Honduras
Los habitantes de dos populares barrios de Tegucigalpa, que colindan con el centro histórico, enfrentan en los últimos días los crueles embates de la naturaleza.
El Edén y La Cabaña exponen su vulnerabilidad, sumados a otros 126 barrios y colonias de la capital que han sido catalogadas por los expertos como sectores de alto riesgo.
El Edén fue declarado recientemente como zona inhabitable y en La Cabaña poco falta para que corra el mismo destino.
La saturación de agua en el suelo y el subsuelo, producto de las intensas lluvias que ha dejado la depresión tropical 16 han provocado deslizamientos en ambas zonas.
La catástrofe, consecuencia de la falla detectada en El Bambú, ha destruido viviendas, al grado que bastarían tan solo 15 minutos de fuertes aguaceros para hacer colapsar otras más.
Los cuerpos de socorro, miembros de la Alcaldía Municipal y el Ejército, han procedido a evacuar 25 familias en La Cabaña y 200 familias en El Edén, las que han sido alojadas en tres de los albergues habilitados: escuela 14 de Julio, Francisco Morazán y en una iglesia del barrio El Bosque.
¿Por qué las fallas?
Tegucigalpa se ha convertido en sinónimo de fallas geológicas o derrumbes, de hecho, se han detectado 17 zonas propensas, entre ellas El Bambú.

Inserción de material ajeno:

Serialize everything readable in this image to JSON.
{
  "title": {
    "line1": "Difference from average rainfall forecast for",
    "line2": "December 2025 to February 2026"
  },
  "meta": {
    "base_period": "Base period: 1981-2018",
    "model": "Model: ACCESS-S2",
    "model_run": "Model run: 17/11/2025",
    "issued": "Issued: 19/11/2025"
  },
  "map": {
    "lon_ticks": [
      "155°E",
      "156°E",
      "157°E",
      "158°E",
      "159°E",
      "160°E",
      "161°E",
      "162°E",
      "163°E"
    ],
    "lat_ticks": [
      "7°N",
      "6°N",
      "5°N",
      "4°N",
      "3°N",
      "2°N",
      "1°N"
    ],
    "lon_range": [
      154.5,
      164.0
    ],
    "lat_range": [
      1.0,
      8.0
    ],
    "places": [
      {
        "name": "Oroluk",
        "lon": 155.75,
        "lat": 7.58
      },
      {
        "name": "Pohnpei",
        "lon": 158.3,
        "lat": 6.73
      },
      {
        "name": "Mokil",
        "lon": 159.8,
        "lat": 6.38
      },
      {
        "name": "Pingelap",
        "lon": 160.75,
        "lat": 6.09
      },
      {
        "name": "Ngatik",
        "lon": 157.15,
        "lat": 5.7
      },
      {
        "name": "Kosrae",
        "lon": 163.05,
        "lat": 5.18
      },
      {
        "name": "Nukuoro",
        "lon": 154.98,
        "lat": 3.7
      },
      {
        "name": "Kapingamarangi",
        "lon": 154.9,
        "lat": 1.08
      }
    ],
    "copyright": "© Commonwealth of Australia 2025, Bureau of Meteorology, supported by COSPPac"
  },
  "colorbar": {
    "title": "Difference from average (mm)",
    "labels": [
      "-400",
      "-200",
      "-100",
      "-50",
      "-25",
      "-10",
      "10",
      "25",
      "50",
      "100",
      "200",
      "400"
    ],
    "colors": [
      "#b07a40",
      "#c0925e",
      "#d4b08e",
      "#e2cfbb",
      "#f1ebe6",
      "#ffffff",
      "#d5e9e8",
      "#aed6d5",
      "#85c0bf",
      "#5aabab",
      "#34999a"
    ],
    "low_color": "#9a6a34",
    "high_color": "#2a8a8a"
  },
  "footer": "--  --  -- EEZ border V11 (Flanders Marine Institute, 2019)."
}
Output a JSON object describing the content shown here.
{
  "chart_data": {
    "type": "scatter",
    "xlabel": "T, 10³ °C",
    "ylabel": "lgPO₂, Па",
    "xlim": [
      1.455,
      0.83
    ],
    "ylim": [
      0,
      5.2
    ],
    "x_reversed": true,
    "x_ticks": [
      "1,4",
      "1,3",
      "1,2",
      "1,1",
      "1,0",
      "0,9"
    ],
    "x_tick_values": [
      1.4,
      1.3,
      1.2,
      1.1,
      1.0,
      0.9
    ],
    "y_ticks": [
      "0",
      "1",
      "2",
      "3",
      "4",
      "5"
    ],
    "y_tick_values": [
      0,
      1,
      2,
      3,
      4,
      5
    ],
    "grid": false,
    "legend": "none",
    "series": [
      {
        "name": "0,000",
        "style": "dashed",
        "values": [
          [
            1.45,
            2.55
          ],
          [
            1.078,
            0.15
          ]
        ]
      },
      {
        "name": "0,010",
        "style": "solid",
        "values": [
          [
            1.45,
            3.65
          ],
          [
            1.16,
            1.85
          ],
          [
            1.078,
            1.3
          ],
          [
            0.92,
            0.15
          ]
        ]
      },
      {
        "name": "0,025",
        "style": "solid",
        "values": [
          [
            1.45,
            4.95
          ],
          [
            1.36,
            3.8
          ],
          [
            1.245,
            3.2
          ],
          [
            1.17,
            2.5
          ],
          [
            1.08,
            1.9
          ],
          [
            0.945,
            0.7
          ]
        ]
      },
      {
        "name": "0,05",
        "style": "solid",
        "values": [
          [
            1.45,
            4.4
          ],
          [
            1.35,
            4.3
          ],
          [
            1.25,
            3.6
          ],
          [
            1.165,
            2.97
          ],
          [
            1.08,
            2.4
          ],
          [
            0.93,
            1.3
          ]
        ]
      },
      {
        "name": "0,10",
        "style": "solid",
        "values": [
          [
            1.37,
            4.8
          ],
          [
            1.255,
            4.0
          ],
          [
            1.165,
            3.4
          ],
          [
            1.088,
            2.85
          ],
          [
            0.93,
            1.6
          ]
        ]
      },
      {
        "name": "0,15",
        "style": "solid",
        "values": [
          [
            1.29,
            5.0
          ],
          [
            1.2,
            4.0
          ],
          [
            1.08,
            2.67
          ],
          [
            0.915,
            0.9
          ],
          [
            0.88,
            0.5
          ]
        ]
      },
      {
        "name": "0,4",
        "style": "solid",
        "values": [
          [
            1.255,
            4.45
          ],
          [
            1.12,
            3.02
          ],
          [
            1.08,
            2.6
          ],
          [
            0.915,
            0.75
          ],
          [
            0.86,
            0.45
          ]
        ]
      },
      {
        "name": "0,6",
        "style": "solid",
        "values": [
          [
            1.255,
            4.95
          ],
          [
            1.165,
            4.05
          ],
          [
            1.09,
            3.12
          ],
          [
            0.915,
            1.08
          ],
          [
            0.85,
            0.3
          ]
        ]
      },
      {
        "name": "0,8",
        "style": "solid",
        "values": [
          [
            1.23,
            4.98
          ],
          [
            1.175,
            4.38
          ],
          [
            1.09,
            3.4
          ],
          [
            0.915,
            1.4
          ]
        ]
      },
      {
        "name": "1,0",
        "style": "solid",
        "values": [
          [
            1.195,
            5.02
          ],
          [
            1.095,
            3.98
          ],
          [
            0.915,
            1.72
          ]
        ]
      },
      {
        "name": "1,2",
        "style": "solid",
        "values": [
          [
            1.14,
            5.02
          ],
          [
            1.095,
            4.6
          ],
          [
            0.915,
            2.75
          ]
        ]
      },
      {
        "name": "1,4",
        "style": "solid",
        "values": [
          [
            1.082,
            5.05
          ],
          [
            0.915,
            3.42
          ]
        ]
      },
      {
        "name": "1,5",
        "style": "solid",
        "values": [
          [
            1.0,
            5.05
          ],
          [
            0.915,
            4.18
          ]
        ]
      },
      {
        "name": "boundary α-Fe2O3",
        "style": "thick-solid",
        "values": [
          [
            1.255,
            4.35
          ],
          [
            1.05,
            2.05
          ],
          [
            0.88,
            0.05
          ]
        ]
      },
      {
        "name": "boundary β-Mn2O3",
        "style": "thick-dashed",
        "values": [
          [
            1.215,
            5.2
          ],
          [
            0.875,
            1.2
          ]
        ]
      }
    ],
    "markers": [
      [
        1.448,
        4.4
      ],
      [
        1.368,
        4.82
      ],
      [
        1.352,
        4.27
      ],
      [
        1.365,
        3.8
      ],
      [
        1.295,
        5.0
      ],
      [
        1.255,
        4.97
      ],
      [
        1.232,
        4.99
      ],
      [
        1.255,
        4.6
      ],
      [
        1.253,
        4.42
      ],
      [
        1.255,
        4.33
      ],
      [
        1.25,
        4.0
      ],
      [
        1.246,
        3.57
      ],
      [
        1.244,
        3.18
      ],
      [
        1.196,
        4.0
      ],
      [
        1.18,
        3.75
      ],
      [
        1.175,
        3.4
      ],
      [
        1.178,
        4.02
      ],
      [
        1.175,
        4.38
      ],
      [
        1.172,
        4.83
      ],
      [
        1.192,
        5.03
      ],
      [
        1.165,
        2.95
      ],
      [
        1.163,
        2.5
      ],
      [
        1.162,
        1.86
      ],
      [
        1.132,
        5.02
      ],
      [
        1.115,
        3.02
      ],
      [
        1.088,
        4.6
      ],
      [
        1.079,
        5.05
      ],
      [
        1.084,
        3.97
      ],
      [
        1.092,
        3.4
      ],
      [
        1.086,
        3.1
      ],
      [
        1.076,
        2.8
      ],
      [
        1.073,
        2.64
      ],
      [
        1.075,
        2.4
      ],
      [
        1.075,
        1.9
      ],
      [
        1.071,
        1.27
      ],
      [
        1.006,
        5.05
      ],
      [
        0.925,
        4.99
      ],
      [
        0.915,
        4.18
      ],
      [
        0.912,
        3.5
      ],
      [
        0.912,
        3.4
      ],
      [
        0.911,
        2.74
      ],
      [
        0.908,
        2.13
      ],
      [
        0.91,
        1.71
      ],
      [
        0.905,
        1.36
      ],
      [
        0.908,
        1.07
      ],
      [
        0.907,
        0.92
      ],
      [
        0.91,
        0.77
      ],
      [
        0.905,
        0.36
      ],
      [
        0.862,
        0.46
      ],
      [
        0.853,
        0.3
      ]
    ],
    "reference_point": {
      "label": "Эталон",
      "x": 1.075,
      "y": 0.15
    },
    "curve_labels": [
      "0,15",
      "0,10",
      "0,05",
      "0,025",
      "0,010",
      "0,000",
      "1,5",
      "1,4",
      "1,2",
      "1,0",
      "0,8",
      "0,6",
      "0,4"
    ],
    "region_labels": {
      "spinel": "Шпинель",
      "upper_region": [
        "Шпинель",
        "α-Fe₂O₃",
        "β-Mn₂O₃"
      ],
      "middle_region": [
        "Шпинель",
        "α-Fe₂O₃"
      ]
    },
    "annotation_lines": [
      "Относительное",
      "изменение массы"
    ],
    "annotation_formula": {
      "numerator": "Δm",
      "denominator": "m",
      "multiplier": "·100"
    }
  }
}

“El problema de Tegucigalpa se debe históricamente a que la ciudad nunca fue fundada, en comparación a Comayagua, sino que esta apareció. Tegucigalpa creció considerablemente, debido al auge comercial y la minería, de ahí su importancia, hasta convertirse en la capital de la República ”, explicó el historiador Edgar Soriano.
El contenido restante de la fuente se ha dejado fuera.